Хотя рациональность и логика всегда имели большое влияние в философии (особенно в западной), эмоция в ходе истории была партнером и играла свою диалектическую роль. Акцент, сделанный Платоном на логике и рациональности, контрастировал с великой традицией греческой трагедии. Действительно, в «Вакханках» Еврипида (The Bacchae, 1920) представлен трагический взгляд, заключающийся в том, что если человек игнорирует бога (Диониса или Вакха), который собирает последователей в пении, танцах и забывании всего, то, как ни странно, он столкнется с полным разрушением в безумии. Игнорирующий эмоции подвергается опасности. Модель эмоциональных схем предполагает, что цель – не чувствовать хорошее, а способность чувствовать все. В этой модели нет более высокого или низкого Я, скорее Я включает все эмоции. Эта модель утверждает включение всех эмоций, даже осуждаемых, таких как гнев, возмущение, ревность и зависть, и их принятие как части сложной человеческой природы.

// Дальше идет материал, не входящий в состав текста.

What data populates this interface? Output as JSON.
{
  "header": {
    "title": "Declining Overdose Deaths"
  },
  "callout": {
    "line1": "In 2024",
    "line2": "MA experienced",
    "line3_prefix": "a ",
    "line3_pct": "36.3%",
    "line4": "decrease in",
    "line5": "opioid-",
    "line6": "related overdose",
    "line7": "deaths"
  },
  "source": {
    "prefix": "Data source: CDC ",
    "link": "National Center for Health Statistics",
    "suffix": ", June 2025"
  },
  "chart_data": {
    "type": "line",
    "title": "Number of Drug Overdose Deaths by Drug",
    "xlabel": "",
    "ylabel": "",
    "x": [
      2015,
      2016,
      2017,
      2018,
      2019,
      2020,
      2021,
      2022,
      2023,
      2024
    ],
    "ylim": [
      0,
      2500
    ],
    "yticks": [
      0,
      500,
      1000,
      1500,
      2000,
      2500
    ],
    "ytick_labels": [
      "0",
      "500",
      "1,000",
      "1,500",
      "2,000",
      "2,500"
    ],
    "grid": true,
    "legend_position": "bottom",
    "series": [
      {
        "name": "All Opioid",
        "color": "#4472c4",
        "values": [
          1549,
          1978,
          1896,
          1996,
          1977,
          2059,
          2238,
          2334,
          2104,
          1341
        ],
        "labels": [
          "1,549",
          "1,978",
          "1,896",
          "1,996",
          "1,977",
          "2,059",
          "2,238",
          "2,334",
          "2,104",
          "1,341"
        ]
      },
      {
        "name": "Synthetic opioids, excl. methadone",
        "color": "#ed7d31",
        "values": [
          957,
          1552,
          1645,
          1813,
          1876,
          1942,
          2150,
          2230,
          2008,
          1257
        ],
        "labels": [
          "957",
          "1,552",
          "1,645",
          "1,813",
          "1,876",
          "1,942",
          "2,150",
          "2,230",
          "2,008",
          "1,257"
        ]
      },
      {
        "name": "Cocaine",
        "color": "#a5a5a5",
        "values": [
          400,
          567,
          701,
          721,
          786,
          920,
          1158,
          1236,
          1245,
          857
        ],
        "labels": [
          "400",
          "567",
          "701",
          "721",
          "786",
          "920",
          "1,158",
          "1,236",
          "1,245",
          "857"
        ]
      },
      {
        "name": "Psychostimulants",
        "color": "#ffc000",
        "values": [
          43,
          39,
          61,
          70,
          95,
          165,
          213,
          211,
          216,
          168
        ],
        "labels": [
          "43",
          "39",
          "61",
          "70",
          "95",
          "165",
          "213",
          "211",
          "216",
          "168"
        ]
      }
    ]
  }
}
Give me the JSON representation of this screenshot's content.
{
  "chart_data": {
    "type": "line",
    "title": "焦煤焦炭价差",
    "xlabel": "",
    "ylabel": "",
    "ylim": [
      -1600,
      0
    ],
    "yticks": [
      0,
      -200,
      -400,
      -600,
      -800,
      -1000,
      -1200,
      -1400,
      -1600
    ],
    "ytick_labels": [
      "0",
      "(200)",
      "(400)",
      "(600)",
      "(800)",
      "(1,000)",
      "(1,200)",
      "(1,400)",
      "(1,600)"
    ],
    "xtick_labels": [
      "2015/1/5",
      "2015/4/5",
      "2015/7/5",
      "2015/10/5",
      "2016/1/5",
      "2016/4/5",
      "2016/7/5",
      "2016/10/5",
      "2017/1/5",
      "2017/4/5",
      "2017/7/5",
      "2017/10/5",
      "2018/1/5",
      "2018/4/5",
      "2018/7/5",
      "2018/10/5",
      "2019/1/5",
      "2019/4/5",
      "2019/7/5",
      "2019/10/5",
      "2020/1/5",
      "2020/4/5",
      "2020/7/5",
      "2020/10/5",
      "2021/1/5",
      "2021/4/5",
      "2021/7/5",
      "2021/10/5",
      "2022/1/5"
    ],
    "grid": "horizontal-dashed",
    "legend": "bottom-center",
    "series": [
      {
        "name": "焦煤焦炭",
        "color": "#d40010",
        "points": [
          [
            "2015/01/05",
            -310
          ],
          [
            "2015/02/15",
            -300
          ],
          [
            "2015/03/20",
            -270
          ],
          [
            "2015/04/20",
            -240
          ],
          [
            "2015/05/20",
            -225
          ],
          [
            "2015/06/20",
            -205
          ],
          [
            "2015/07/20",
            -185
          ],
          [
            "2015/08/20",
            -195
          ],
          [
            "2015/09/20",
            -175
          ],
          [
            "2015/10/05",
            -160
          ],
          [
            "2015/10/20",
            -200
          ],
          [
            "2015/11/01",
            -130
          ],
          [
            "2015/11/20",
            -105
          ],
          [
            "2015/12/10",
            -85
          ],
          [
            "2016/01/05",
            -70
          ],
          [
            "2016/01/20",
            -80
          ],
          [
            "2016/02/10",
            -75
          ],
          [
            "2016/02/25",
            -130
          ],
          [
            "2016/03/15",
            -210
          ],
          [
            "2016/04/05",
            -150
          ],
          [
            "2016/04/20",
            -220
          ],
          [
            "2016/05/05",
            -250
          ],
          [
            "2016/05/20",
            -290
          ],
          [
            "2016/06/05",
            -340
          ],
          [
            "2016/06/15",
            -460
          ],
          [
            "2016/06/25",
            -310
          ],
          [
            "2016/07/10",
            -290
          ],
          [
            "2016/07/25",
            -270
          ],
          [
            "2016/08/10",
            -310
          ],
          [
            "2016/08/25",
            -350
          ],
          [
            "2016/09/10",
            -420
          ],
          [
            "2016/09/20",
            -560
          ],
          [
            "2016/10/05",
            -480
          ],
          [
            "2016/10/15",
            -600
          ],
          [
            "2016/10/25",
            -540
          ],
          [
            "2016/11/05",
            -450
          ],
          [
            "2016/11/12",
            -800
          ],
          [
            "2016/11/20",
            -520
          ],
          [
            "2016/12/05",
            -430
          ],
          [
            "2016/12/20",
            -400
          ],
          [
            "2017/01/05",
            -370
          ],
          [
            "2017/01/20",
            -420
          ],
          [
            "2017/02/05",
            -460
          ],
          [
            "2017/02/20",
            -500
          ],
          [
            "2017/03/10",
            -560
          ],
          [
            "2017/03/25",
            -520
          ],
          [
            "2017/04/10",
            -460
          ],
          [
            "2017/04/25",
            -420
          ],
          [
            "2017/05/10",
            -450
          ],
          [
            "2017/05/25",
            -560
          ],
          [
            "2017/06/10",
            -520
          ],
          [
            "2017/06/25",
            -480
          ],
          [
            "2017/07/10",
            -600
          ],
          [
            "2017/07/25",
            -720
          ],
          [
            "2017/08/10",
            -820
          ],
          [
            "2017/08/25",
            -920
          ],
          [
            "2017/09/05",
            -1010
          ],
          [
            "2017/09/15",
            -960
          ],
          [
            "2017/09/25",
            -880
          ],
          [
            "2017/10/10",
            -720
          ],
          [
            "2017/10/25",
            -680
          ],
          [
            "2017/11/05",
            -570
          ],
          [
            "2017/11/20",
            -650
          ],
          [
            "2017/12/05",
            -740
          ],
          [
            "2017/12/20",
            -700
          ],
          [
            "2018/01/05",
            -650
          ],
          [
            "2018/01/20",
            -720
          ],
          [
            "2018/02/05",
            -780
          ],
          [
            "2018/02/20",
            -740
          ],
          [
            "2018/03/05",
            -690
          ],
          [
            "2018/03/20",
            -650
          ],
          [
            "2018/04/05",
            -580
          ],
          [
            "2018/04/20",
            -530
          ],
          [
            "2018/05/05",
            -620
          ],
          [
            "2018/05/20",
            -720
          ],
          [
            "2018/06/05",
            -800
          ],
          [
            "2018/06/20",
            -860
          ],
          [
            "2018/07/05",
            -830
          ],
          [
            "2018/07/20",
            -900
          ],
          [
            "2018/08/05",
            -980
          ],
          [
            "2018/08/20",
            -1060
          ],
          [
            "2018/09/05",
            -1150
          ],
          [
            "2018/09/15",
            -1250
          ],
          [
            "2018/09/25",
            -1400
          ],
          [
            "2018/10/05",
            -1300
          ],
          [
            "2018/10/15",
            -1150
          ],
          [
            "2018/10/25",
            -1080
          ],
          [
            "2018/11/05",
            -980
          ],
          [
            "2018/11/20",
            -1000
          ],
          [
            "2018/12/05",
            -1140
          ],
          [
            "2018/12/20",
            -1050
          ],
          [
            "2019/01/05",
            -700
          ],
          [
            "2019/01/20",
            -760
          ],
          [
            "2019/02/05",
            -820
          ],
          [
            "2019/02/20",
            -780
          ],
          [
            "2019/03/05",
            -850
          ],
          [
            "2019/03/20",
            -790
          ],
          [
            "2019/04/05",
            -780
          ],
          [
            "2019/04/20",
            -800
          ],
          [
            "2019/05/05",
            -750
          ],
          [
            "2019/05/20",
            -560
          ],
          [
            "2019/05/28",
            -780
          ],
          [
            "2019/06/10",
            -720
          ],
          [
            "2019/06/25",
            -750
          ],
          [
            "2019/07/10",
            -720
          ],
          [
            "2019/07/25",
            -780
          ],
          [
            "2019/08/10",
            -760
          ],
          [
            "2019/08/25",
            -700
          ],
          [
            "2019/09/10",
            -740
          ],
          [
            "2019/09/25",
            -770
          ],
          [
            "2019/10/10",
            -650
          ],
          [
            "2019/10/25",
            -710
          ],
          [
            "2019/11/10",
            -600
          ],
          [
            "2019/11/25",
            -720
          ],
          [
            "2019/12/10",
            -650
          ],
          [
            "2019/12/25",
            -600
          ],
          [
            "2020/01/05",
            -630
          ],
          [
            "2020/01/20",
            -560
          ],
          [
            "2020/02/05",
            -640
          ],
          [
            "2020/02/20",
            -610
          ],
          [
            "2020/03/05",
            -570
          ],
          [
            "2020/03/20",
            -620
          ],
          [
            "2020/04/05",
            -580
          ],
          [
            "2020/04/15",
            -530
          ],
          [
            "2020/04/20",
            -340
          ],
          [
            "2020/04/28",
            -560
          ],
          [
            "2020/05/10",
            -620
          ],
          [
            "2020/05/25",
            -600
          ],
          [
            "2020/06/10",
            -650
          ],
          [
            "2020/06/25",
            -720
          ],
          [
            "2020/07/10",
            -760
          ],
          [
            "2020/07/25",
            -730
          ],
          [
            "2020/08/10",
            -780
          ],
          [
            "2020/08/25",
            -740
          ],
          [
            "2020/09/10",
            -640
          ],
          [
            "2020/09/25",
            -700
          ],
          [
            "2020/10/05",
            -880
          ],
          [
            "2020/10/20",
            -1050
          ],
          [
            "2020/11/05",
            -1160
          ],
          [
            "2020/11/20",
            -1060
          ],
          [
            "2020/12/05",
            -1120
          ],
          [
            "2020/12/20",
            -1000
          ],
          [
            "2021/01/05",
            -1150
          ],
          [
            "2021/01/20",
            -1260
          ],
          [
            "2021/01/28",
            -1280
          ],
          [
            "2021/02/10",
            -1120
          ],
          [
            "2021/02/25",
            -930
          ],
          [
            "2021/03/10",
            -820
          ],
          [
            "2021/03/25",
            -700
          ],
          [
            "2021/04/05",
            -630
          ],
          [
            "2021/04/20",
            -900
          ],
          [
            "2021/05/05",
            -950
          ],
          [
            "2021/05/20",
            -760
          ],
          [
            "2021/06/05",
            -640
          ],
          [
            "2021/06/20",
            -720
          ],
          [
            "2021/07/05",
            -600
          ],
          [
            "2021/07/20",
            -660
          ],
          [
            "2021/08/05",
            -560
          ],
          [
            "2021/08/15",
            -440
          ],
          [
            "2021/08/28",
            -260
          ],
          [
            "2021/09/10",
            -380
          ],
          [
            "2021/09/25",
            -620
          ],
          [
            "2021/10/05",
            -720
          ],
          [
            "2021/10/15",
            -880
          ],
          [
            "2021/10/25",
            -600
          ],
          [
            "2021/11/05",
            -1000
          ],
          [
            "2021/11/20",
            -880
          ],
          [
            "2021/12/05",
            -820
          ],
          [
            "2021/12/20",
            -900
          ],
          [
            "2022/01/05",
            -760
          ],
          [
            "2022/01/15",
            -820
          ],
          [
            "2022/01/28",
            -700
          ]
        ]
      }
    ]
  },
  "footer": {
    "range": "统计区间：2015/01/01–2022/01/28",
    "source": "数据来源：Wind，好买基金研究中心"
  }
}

   Ви́дение жизни в греческой трагедии признает неизбежность страдания; что могущественный может пасть, а силы, не подвластные контролю человека и даже его воображению, могут разрушать; что несправедливость часто неизбежна, а страдание других имеет значение для человека, потому что является примером того, что может случиться с каждым. Мы все – часть единой общности хрупких, ошибающихся и смертных людей. По контрасту с трагиками Платон подчеркивал рациональность как путь к власти и контролю, а в трагедии с ее апелляцией к эмоциям видел великий противовес.
   В XIX веке Ницше (Nietzche, 1956) предположил, что великий контраст в культуре и философии наблюдается между аполлоническим и дионисийским, то есть между акцентом на структуре, логике, рациональности, контроле и акцентом на эмоциональном, интенсивном, индивидуальном и неистовом выражении полной свободы. Последнее нашло выражение в движении романтизма, которое полностью охватывало эмоции, подчеркивая их интенсивность, опыт, героизм, магическое мышление, метафору, миф, личное и частное, революционное мышление, национализм и пылкую индивидуальную любовь. Предпочтение отдавалось природе перед структурированным миром Просвещения, акцент делался на естественных инстинктах, «благородном дикаре», естественных ландшафтах и свободе от ограничений. Среди ведущих философов-романтиков – Гегель, Шопенгауэр и Руссо; среди ведущих поэтов – Шелли, Байрон, Гёте, Вордсворт, Кольридж и Китс. Романтизм также оказал сильное влияние на музыку, представленный в данной области Вагнером, Бетховеном, Шубертом и Берлиозом (Pirie, 1994).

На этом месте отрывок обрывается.